Radio frequency fingerprint-based drone identification and classification using Mel spectrograms and pre-trained YAMNet neural

Abstract

The convergence of drones with the Internet of Things (IoT) has paved the way for the Internet of Drones (IoD), an interconnected network of drones, ground control systems, and cloud infrastructure that enables enhanced connectivity, data exchange, and autonomous operations. The integration of drones with the IoD has opened up new possibilities for efficient and intelligent aerial operations, facilitating advancements in sectors such as logistics, agriculture, surveillance, and emergency response This paper introduces a novel approach for drone identification and classification by extracting radio frequency (RF) fingerprints and utilizing Mel spectrograms as distinctive patterns. The proposed approach converts RF signals to audio signals and leverages Mel spectrograms as essential features to train neural networks. The YAMNet neural network is employed, utilizing transfer learning techniques, to train the dataset and classify multiple drone models. The initial classification layer achieves an impressive accuracy of 99.6% in distinguishing between drones and non-drones.
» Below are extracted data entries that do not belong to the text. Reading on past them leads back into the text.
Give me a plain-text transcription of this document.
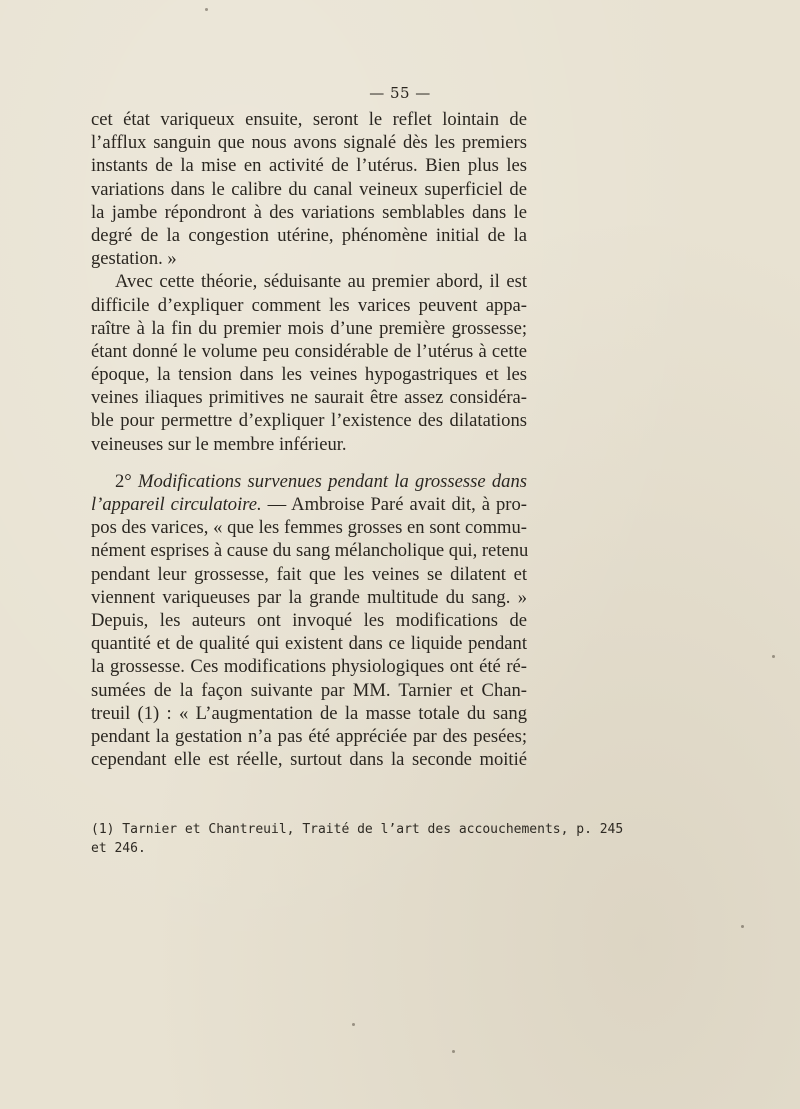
— 55 —
cet état variqueux ensuite, seront le reflet lointain de
l’afflux sanguin que nous avons signalé dès les premiers
instants de la mise en activité de l’utérus. Bien plus les
variations dans le calibre du canal veineux superficiel de
la jambe répondront à des variations semblables dans le
degré de la congestion utérine, phénomène initial de la
gestation. »
Avec cette théorie, séduisante au premier abord, il est
difficile d’expliquer comment les varices peuvent appa-
raître à la fin du premier mois d’une première grossesse;
étant donné le volume peu considérable de l’utérus à cette
époque, la tension dans les veines hypogastriques et les
veines iliaques primitives ne saurait être assez considéra-
ble pour permettre d’expliquer l’existence des dilatations
veineuses sur le membre inférieur.
2° Modifications survenues pendant la grossesse dans
l’appareil circulatoire. — Ambroise Paré avait dit, à pro-
pos des varices, « que les femmes grosses en sont commu-
nément esprises à cause du sang mélancholique qui, retenu
pendant leur grossesse, fait que les veines se dilatent et
viennent variqueuses par la grande multitude du sang. »
Depuis, les auteurs ont invoqué les modifications de
quantité et de qualité qui existent dans ce liquide pendant
la grossesse. Ces modifications physiologiques ont été ré-
sumées de la façon suivante par MM. Tarnier et Chan-
treuil (1) : « L’augmentation de la masse totale du sang
pendant la gestation n’a pas été appréciée par des pesées;
cependant elle est réelle, surtout dans la seconde moitié
(1) Tarnier et Chantreuil, Traité de l’art des accouchements, p. 245
et 246.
In the subsequent layer, the model achieves 96.9% accuracy in identifying drone types from three classes, including AR Drone, Bebop Drone, and Phantom Drone. At the third classification layer, the accuracy ranges between 96% and 97% for identifying the specific mode of each drone type. This research showcases the efficacy of Mel spectrogram-based RF fingerprints and demonstrates the potential for accurate drone identification and classification using pre-trained YAMNet neural networks.